Um silêncio sepulcral tomou o ambiente. O mordomo, na entrada da sala, não se moveu, como se já esperasse por aquele momento.
— Como você... você chamou a polícia? — Ricardo gaguejou, levantando-se tão rápido que a cadeira tombou.
— Eu não sou apenas sua esposa, Ricardo. Eu sou a herdeira da maioria das ações da empresa, e eu não vou permitir que você destrua o legado do meu avô por causa de uma amante gananciosa e de um esquema criminoso de corrupção. As provas no envelope, mais os documentos que eu guardo no cofre há meses, são suficientes para garantir que você não saia desse jantar como um homem livre.
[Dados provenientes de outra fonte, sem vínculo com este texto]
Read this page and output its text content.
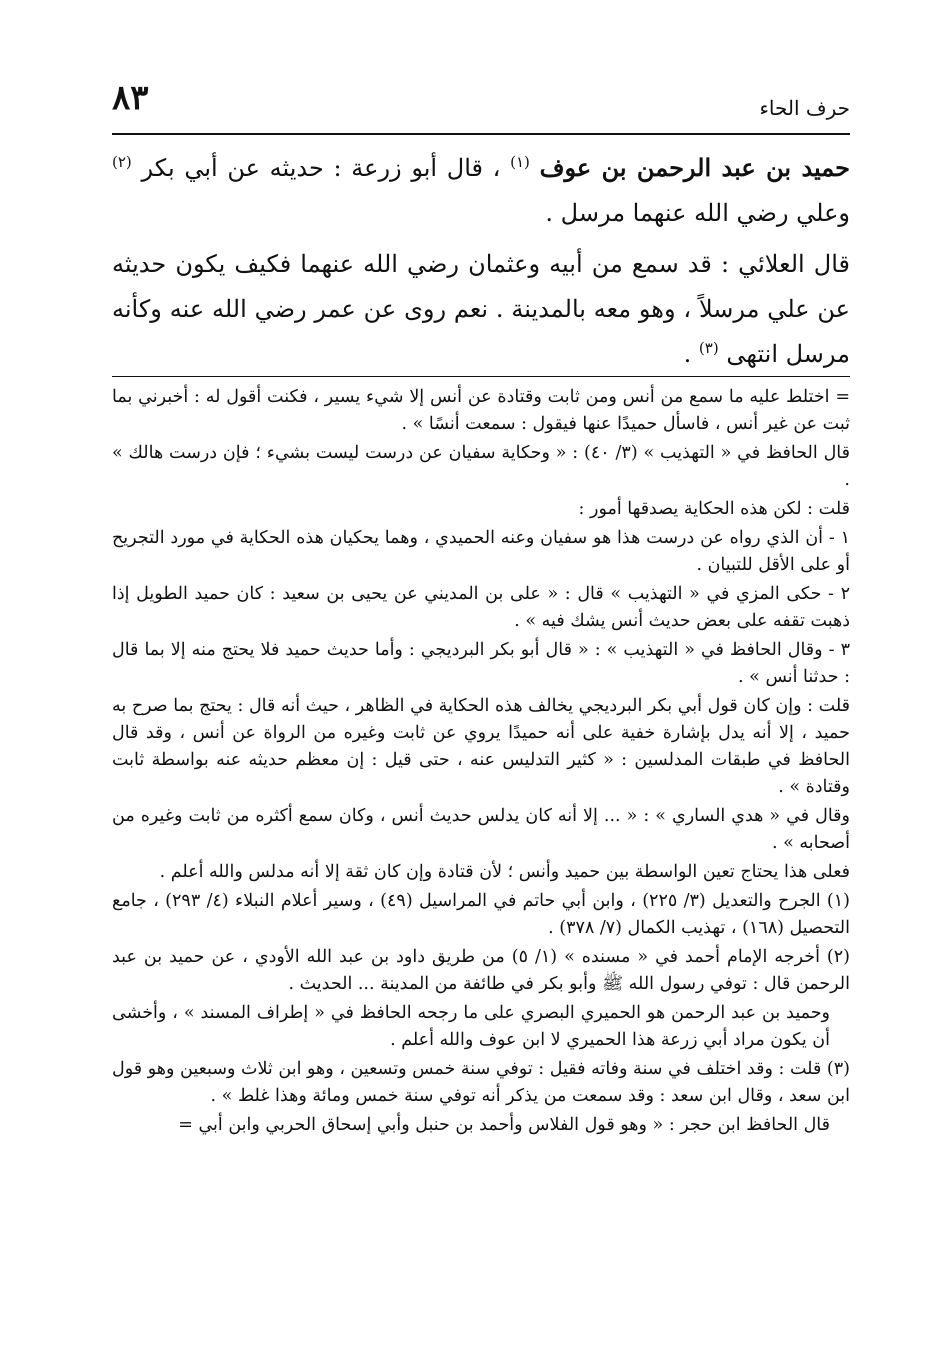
٨٣	حرف الحاء

حميد بن عبد الرحمن بن عوف $^{(١)}$ ، قال أبو زرعة : حديثه عن أبي بكر $^{(٢)}$ وعلي رضي الله عنهما مرسل .

قال العلائي : قد سمع من أبيه وعثمان رضي الله عنهما فكيف يكون حديثه عن علي مرسلاً ، وهو معه بالمدينة . نعم روى عن عمر رضي الله عنه وكأنه مرسل انتهى $^{(٣)}$ .

= اختلط عليه ما سمع من أنس ومن ثابت وقتادة عن أنس إلا شيء يسير ، فكنت أقول له : أخبرني بما ثبت عن غير أنس ، فاسأل حميدًا عنها فيقول : سمعت أنسًا » .

قال الحافظ في « التهذيب » (٣/ ٤٠) : « وحكاية سفيان عن درست ليست بشيء ؛ فإن درست هالك » .

قلت : لكن هذه الحكاية يصدقها أمور :

١ - أن الذي رواه عن درست هذا هو سفيان وعنه الحميدي ، وهما يحكيان هذه الحكاية في مورد التجريح أو على الأقل للتبيان .

٢ - حكى المزي في « التهذيب » قال : « على بن المديني عن يحيى بن سعيد : كان حميد الطويل إذا ذهبت تقفه على بعض حديث أنس يشك فيه » .

٣ - وقال الحافظ في « التهذيب » : « قال أبو بكر البرديجي : وأما حديث حميد فلا يحتج منه إلا بما قال : حدثنا أنس » .

قلت : وإن كان قول أبي بكر البرديجي يخالف هذه الحكاية في الظاهر ، حيث أنه قال : يحتج بما صرح به حميد ، إلا أنه يدل بإشارة خفية على أنه حميدًا يروي عن ثابت وغيره من الرواة عن أنس ، وقد قال الحافظ في طبقات المدلسين : « كثير التدليس عنه ، حتى قيل : إن معظم حديثه عنه بواسطة ثابت وقتادة » .

وقال في « هدي الساري » : « ... إلا أنه كان يدلس حديث أنس ، وكان سمع أكثره من ثابت وغيره من أصحابه » .

فعلى هذا يحتاج تعين الواسطة بين حميد وأنس ؛ لأن قتادة وإن كان ثقة إلا أنه مدلس والله أعلم .

(١) الجرح والتعديل (٣/ ٢٢٥) ، وابن أبي حاتم في المراسيل (٤٩) ، وسير أعلام النبلاء (٤/ ٢٩٣) ، جامع التحصيل (١٦٨) ، تهذيب الكمال (٧/ ٣٧٨) .

(٢) أخرجه الإمام أحمد في « مسنده » (١/ ٥) من طريق داود بن عبد الله الأودي ، عن حميد بن عبد الرحمن قال : توفي رسول الله ﷺ وأبو بكر في طائفة من المدينة ... الحديث .

وحميد بن عبد الرحمن هو الحميري البصري على ما رجحه الحافظ في « إطراف المسند » ، وأخشى أن يكون مراد أبي زرعة هذا الحميري لا ابن عوف والله أعلم .

(٣) قلت : وقد اختلف في سنة وفاته فقيل : توفي سنة خمس وتسعين ، وهو ابن ثلاث وسبعين وهو قول ابن سعد ، وقال ابن سعد : وقد سمعت من يذكر أنه توفي سنة خمس ومائة وهذا غلط » .

قال الحافظ ابن حجر : « وهو قول الفلاس وأحمد بن حنبل وأبي إسحاق الحربي وابن أبي =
A sirene começou a soar ao longe, subindo a ladeira do bairro nobre. O clímax de uma vida de aparências desmoronou em minutos. Jéssica tentou fugir, mas os seguranças já bloqueavam a saída. O pai de Ricardo, o homem que sempre exigiu perfeição, simplesmente se levantou e saiu pela porta dos fundos, lavando as mãos daquela sujeira, como sempre fez.
Enquanto os agentes entravam, vi Ricardo ser algemado, seu rosto marcado pelo remorso de um homem que teve tudo e perdeu por acreditar que o mundo era um jogo de cartas marcadas. Eu saí da casa, o ar da noite paulistana parecendo mais puro do que nunca. Não havia triunfo, apenas o peso de uma decisão necessária. O jantar de família terminou como muitos no Brasil: com a verdade, por mais dura que fosse, finalmente sendo colocada à mesa. Eu não era mais a esposa traída; eu era a sobrevivente de um desastre que eu mesma ajudei a expor, pronta para reconstruir o que restou, longe das sombras e das taças de vinho branco manchadas de mentiras.
‼️‼️‼️Nota final para o leitor: Esta história é inteiramente híbrida e ficcional. Qualquer semelhança com pessoas, eventos ou instituições reais é mera coincidência e não deve ser interpretada como fato jornalístico.